Passengers will be front and centre when Lufthansa German Airlines chief executive Carsten Spohr and United Airlines chief executive Jeff Smisek chat at the IATA Annual General Meeting.
"We talk about our customers mainly," says Spohr in an interview in Frankfurt shortly before he departed for the conference in Cape Town on 31 May. "What our customers expect from us, where we don't yet meet [our] customer requirements and where we are meeting them."
The two Star Alliance members have been partners since at least 1997 and have a metal neutral trans-Atlantic joint venture where they share all revenues along with Air Canada.
Spohr says that the two airline chief executives are also likely to discuss industry politics, including emissions trading and aircraft.
"In the non-consolidated industry that we are in, we are two of the biggest players getting together," he says. "We are definitely a force in this industry, so we talk about politics and aircraft but we really try to approach this whole thing from the customer point of view."
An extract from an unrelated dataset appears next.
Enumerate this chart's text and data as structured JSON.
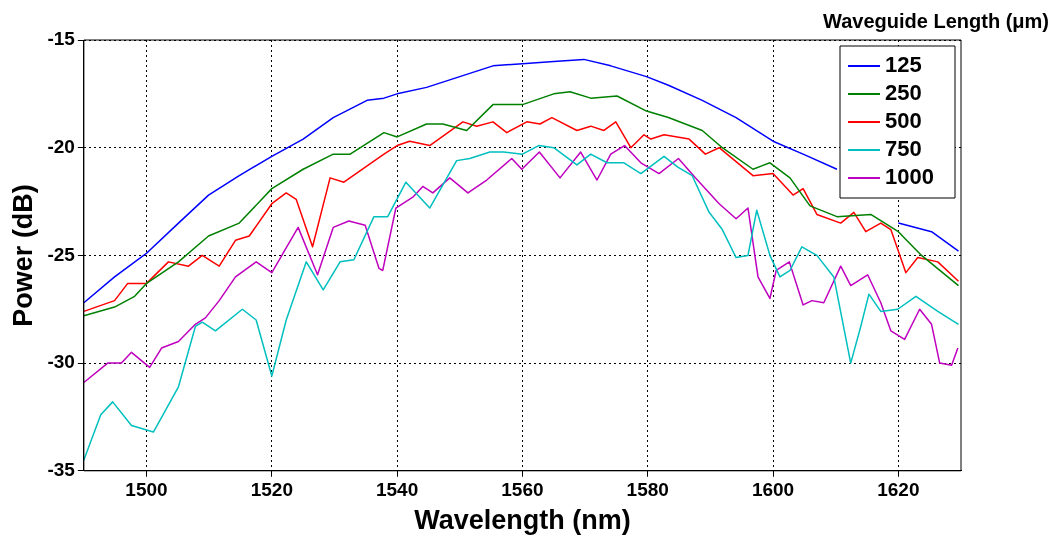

The executives will be able to swap notes on Airbus and Boeing's latest widebodies. Lufthansa is evaluating the Airbus A350, Boeing 787-9 and -10, and the Boeing 777-8X and -9X for an order that is expected to include more than 50 widebody aircraft before the end of the year, while United is looking at the same aircraft for a possible future order.
"The 787-10 is a great airplane," Ron Baur, vice-president of fleet at Chicago-based United, told Flightglobal in May. "It's a simple stretch [of the 787-8] and we're big advocates of simple stretches."
The airline has orders for 25 A350-900s.
Another topic that Spohr and Smisek are likely to discuss - if they have not already - is the quality of United's operations and service. A senior manager at Lufthansa says that the carrier agrees with public opinion that service on United has declined since its integration with Continental last year. They note though that this has not impacted the relationship between the two carriers.
United executives have publicly acknowledged operational and service quality issues numerous times during the past year. The airline is focused on improving both metrics this year as it hopes to recapture some of the corporate travel that it lost as a result.
Note: An earlier version of this article attributed the quotes to Christoph Franz, chief executive of Lufthansa Group.